By our irreverent guest today, J.Carson Black!! (Thanks Jake for stopping by!!!)
So this woman walks into a palm reader’s place and asks for a reading. The palm reader looks at the palm and says, “I can’t see your lifeline.”
“What do you mean? I just paid you ten bucks to read my palm.”
The palm reader shrugs. “Look for yourself.”
The woman looks at her palm and sees that the palm reader’s right—her palm is smooth and unlined.
“What did you think about on the way here?” the palm reader asks.
“I decided to stay with my job, even though it sucks,” the woman says. “And even though my husband is cheating on me, I’m gonna stay with him no matter what. It’s better than being alone.”
“You’ve made a lot of decisions in a short period of time,” the palm reader says. “Are you sure that’s what you want to do?”
The woman opens her mouth to reply. Of course it’s what she wants to do. She’s thought about it for weeks, and finally came up with her plan. In her mind, it’s set in concrete.
“Tell you what,” the palm reader says. “Go home and write it all up, everything you decided, put it away overnight, and read it in the morning.”
“Why should I do that?” the woman asks.
“Because then you can see it in black and white.”
The woman writes pages and pages about what she’s decided to do. She puts it away until the next morning. Sipping her coffee, she tackles the pages she printed up last night. She gets through three paragraphs and says, “This is crap”.
And so she rethinks the whole thing. She does the math, changes the equation, looks at the problems in her life from a completely different angle. Suddenly, it falls into place like the last pieces of a jigsaw puzzle. She goes back to the palm reader to thank her, shows her the lifeline on her palm. “Look at this! It’s a miracle!”
The palm reader says, “It was there all along. But now you can see it.”

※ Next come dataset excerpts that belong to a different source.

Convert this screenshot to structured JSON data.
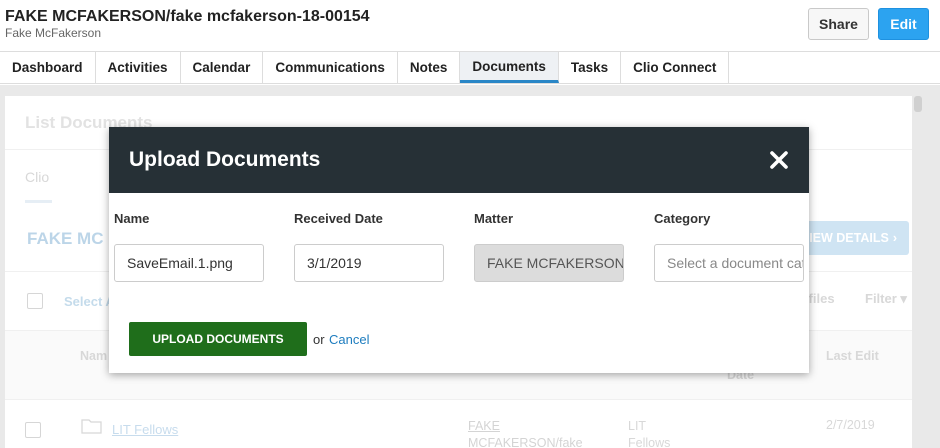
{
  "header": {
    "title": "FAKE MCFAKERSON/fake mcfakerson-18-00154",
    "subtitle": "Fake McFakerson",
    "share_label": "Share",
    "edit_label": "Edit"
  },
  "tabs": [
    {
      "label": "Dashboard",
      "active": false
    },
    {
      "label": "Activities",
      "active": false
    },
    {
      "label": "Calendar",
      "active": false
    },
    {
      "label": "Communications",
      "active": false
    },
    {
      "label": "Notes",
      "active": false
    },
    {
      "label": "Documents",
      "active": true
    },
    {
      "label": "Tasks",
      "active": false
    },
    {
      "label": "Clio Connect",
      "active": false
    }
  ],
  "background": {
    "section_title": "List Documents",
    "subtab": "Clio",
    "matter_heading": "FAKE MC",
    "view_details_label": "VIEW DETAILS",
    "select_all_label": "Select A",
    "files_label": "d files",
    "filter_label": "Filter",
    "columns": {
      "name": "Nam",
      "date": "Date",
      "last_edit": "Last Edit"
    },
    "rows": [
      {
        "name": "LIT Fellows",
        "matter": "FAKE MCFAKERSON/fake",
        "category": "LIT Fellows",
        "last_edit": "2/7/2019"
      }
    ]
  },
  "modal": {
    "title": "Upload Documents",
    "fields": {
      "name": {
        "label": "Name",
        "value": "SaveEmail.1.png"
      },
      "received_date": {
        "label": "Received Date",
        "value": "3/1/2019"
      },
      "matter": {
        "label": "Matter",
        "value": "FAKE MCFAKERSON"
      },
      "category": {
        "label": "Category",
        "placeholder": "Select a document category"
      }
    },
    "upload_label": "UPLOAD DOCUMENTS",
    "or_label": "or",
    "cancel_label": "Cancel"
  },
  "colors": {
    "accent": "#2ca3f0",
    "modal_header": "#263036",
    "upload_button": "#1f6e1b",
    "link": "#1e7dbf"
  }
}
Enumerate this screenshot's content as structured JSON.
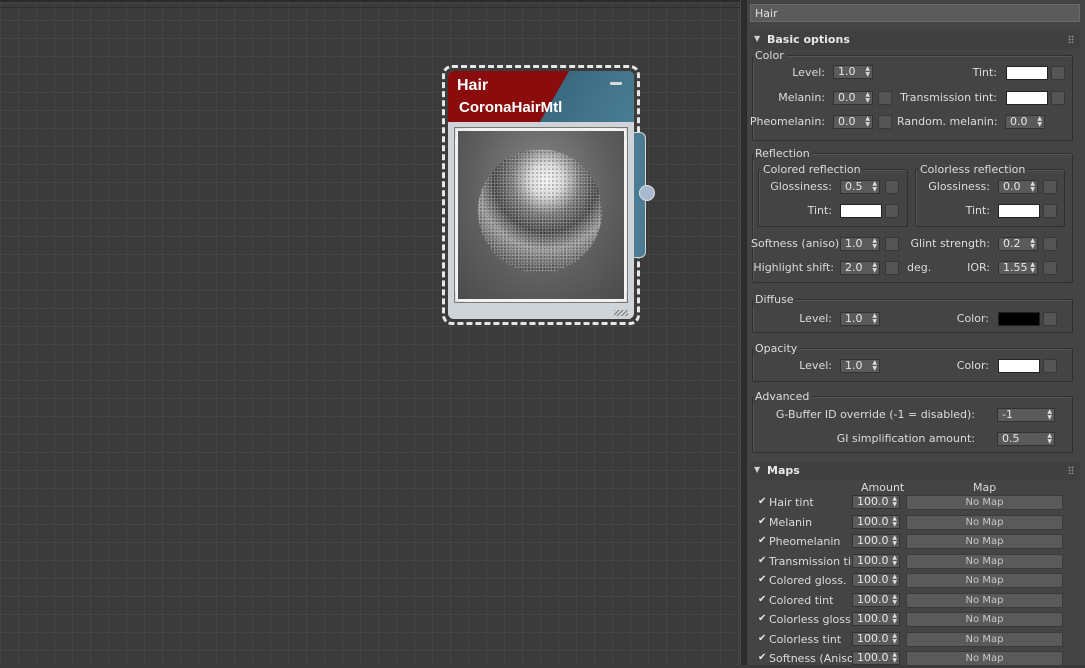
{
  "node": {
    "name": "Hair",
    "type": "CoronaHairMtl"
  },
  "panel": {
    "material_name": "Hair",
    "basic_options": {
      "title": "Basic options",
      "color": {
        "label": "Color",
        "level_label": "Level:",
        "level": "1.0",
        "tint_label": "Tint:",
        "tint_color": "#ffffff",
        "melanin_label": "Melanin:",
        "melanin": "0.0",
        "transmission_tint_label": "Transmission tint:",
        "transmission_tint_color": "#ffffff",
        "pheomelanin_label": "Pheomelanin:",
        "pheomelanin": "0.0",
        "random_melanin_label": "Random. melanin:",
        "random_melanin": "0.0"
      },
      "reflection": {
        "label": "Reflection",
        "colored_label": "Colored reflection",
        "colorless_label": "Colorless reflection",
        "glossiness_label": "Glossiness:",
        "colored_glossiness": "0.5",
        "colorless_glossiness": "0.0",
        "tint_label": "Tint:",
        "softness_label": "Softness (aniso):",
        "softness": "1.0",
        "glint_label": "Glint strength:",
        "glint": "0.2",
        "highlight_label": "Highlight shift:",
        "highlight": "2.0",
        "deg_label": "deg.",
        "ior_label": "IOR:",
        "ior": "1.55"
      },
      "diffuse": {
        "label": "Diffuse",
        "level_label": "Level:",
        "level": "1.0",
        "color_label": "Color:",
        "color": "#000000"
      },
      "opacity": {
        "label": "Opacity",
        "level_label": "Level:",
        "level": "1.0",
        "color_label": "Color:",
        "color": "#ffffff"
      },
      "advanced": {
        "label": "Advanced",
        "gbuffer_label": "G-Buffer ID override (-1 = disabled):",
        "gbuffer": "-1",
        "gi_label": "GI simplification amount:",
        "gi": "0.5"
      }
    },
    "maps": {
      "title": "Maps",
      "amount_header": "Amount",
      "map_header": "Map",
      "rows": [
        {
          "name": "Hair tint",
          "amount": "100.0",
          "map": "No Map",
          "checked": "✔"
        },
        {
          "name": "Melanin",
          "amount": "100.0",
          "map": "No Map",
          "checked": "✔"
        },
        {
          "name": "Pheomelanin",
          "amount": "100.0",
          "map": "No Map",
          "checked": "✔"
        },
        {
          "name": "Transmission tint",
          "amount": "100.0",
          "map": "No Map",
          "checked": "✔"
        },
        {
          "name": "Colored gloss.",
          "amount": "100.0",
          "map": "No Map",
          "checked": "✔"
        },
        {
          "name": "Colored tint",
          "amount": "100.0",
          "map": "No Map",
          "checked": "✔"
        },
        {
          "name": "Colorless gloss.",
          "amount": "100.0",
          "map": "No Map",
          "checked": "✔"
        },
        {
          "name": "Colorless tint",
          "amount": "100.0",
          "map": "No Map",
          "checked": "✔"
        },
        {
          "name": "Softness (Aniso)",
          "amount": "100.0",
          "map": "No Map",
          "checked": "✔"
        }
      ]
    }
  },
  "colors": {
    "node_header_red": "#8a0c0c",
    "node_header_blue": "#4a7d94",
    "panel_bg": "#444444",
    "canvas_bg": "#3b3b3b"
  }
}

I had my new thriller figured out except for the details. I don’t like to plot too far into the future, so I figured the details would work themselves out as they always did. I had my main character and the central conflict and the premise and some good scenes at the beginning, so I wrote. I wrote quite a bit, too. At a certain point I stopped to figure out what came next in the story. It would be easy stuff to figure out—or so I thought. When it came to that point, all of a sudden I couldn’t make the simplest decision. None of it worked together, no matter how hard I tried. But I was writing good stuff, wasn’t I? Why couldn’t I make my mind up on relatively simple plot points?
I decided it was time to print up everything I had and read it straight through. I promised myself I would be honest. The prologue was great; I’d read it a hundred times. The first chapter started out nicely. And then it all fell apart. I realized very quickly that I couldn’t force myself to read more than ten of the seventy pages I’d written. In an instant, I knew why: The main character couldn’t sustain the story. Every action she took pushed her into deficit mode. She was ineffectual, helpless, hapless, way too young for the part, and had no tools to deal with the challenges demanded by the story. And every chance I got, I instinctively marginalized her role, making her increasingly insignificant.

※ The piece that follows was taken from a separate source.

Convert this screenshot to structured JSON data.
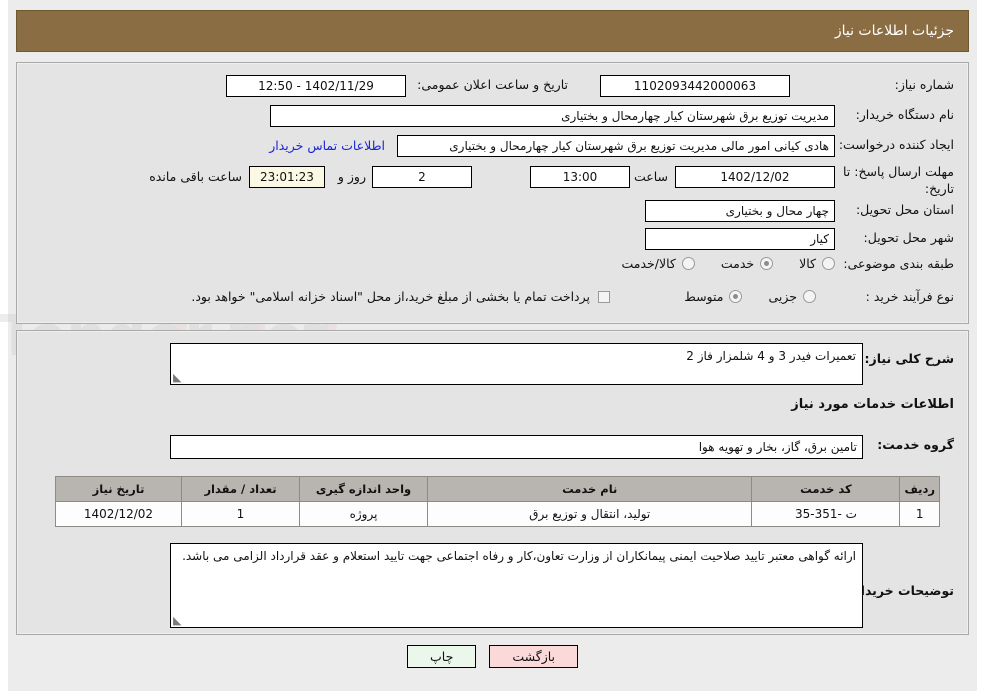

So I changed the character. Changed her relationships, changed who she was. I turned a number of circumstances on their heads; an inexperienced deputy of 27 with no official sanction to work cases suddenly became a homicide cop of 34 with familial ties to the potential suspect.
The stubborn plot pieces that wouldn’t fit suddenly flew together in a new way. New ideas cropped up and fit together with older ideas. The story evolved and became whole before my eyes. Fortunately for me, the secondary character had all the excitement the main character did not, and his story was interesting. I was able to keep his part of the book intact, since the two of them had not yet met.
I don’t know what made me stop, print up and reread what I’d written to that point. Certainly I had gone over most of those scenes many times on the computer, and I’d even printed up many of the same pages before. But when I saw the work in its entirety, I knew immediately what was wrong.
This is one of those elusive tricks of writing that goes beyond understanding. Even for those writers who don’t want to see beyond their headlights on a dark road, a part of them is working up ahead, making sure the path is clear. When obstacle after obstacle is thrown into your path, when you can’t see into the future at all, when seemingly easy plot complications are impossible to solve, your mind is trying to tell you something.
I take comfort in the fact that my subconscious is always by my side, riding shotgun.
How about you? Have you ever had to give your story a do-over?